We returned home late in the day on Tuesday, October 29. Typical of extended trips, we needed a vacation following our vacation. (Admittedly, mine was a “working vacation”, a phrase as oxymoronic as “vacations with children”. In truth, hanging out in Italy with your wife and 40 great people, eating like a pig and attending operas all over the map cannot possibly be construed as REAL work. So a “working vacation” it was.)
Anyway, given the physical consequences of intercontinental travel, a day or two of time zone reacclimation would have been sweet. But this was not to be, so on Wednesday, my new wife Nanci (who is a pediatrician) headed off to her office to see patients and then to the hospital to check on the newborns while I steeled myself for The Great Courses’ first professor web-chat, which occurred from 4PM-6PM Pacific time on Wednesday afternoon.

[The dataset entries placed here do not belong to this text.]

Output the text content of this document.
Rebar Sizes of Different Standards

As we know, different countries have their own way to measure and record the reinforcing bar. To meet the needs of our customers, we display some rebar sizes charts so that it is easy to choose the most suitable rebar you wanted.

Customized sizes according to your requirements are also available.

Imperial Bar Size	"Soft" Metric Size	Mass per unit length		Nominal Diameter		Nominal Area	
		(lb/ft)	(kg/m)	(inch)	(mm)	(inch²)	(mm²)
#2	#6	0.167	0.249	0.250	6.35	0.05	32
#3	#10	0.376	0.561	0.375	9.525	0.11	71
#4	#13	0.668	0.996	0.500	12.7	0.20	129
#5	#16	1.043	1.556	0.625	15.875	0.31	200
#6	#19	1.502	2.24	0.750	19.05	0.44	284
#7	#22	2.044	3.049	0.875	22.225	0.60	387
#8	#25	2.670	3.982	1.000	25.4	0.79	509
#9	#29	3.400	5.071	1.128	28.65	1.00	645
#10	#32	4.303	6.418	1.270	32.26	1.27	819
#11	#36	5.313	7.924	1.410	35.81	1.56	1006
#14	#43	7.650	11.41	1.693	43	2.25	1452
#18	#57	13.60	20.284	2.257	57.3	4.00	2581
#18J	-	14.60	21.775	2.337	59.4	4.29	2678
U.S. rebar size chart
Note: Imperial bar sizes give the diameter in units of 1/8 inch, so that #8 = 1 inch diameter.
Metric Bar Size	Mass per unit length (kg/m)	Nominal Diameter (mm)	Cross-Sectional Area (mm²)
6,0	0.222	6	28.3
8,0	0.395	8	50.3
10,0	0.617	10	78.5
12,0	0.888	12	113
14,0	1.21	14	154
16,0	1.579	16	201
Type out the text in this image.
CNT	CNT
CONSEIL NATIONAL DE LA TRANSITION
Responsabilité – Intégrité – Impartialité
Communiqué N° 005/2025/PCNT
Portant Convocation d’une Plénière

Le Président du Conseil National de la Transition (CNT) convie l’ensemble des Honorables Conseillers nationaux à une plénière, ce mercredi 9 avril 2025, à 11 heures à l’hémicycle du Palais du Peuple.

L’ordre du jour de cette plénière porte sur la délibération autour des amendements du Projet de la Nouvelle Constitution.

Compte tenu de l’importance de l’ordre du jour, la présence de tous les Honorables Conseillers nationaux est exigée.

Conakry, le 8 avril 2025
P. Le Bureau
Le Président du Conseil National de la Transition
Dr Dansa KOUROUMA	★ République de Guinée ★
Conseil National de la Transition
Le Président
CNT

I was given a tutorial earlier in the day when a young woman from The Great Courses named Michelle walked me through the process over the phone and on the computer. I presume she is a young woman because only the young can explain technological complexities with such unselfconscious ease. (My 27 year-old daughter Rachel is the internet marketing and social media director for a very slick San Francisco magazine called “7×7”. When I asked her, not long ago, whether any of her colleagues were over thirty years of age, she rolled her eyes and told me, duh, that hers was not a field for the “elderly”.)
The web chat console that filled my computer screen was replete with various toggle switches, instructions for downloading media into the chat, and a series of “chat boxes”, in which questions, my responses, and private communication with the moderator (Michelle) would appear. It all seemed straight forward enough. That is, until the chat actually started. Within seconds we reached the upper limit of some 900+ participants, where we stayed for the next two hours. The questions, greetings, and admonitions came flying in at an impossibly fast rate; I hardly had time to read a single sentence when another 15 or 20 comments appeared. I typed as quickly as I could, but alas, I am but a two-fingered typist accustomed to taking his time. I felt like Lucy and Ethel Mertz on the candy-wrapping conveyer belt. I can honestly say that it was the hardest I ever had to work while sitting down. The two hours passed without a bladder break or a sip of martini, and when I finished my index fingers were more swollen than Ball Park Franks (which supposedly “plump when you cook ‘em!”).
Next time we do this (and I do hope there is a next time because, frantic as it was, it was fun), I’m hoping to be able to make my comments verbally.
Now, about this two-fingered typing thing. Typical of my educational era, I was forced to take “boy courses” in Junior High and High School, courses like mechanical drawing (with Mr. Nonnemacher who was, admittedly, a cool guy) and woodshop (with Mr. Vasbinder, aka “As*grinder” who was a perfectly nice guy but was nevertheless abused mercilessly by his 15 year-old charges; along with the “Vlad the Impaler Fan Club” and the voice of Courtney Love, there is nothing uglier than a pack of 15 year-old boys). Mechanical drawing and woodshop were, for me, a complete waste of time. Had I any inkling of what the future held, I would have taken the typing classes populated primarily by girls (who were, presumably, headed for secretarial careers) and boys of questionable machismo.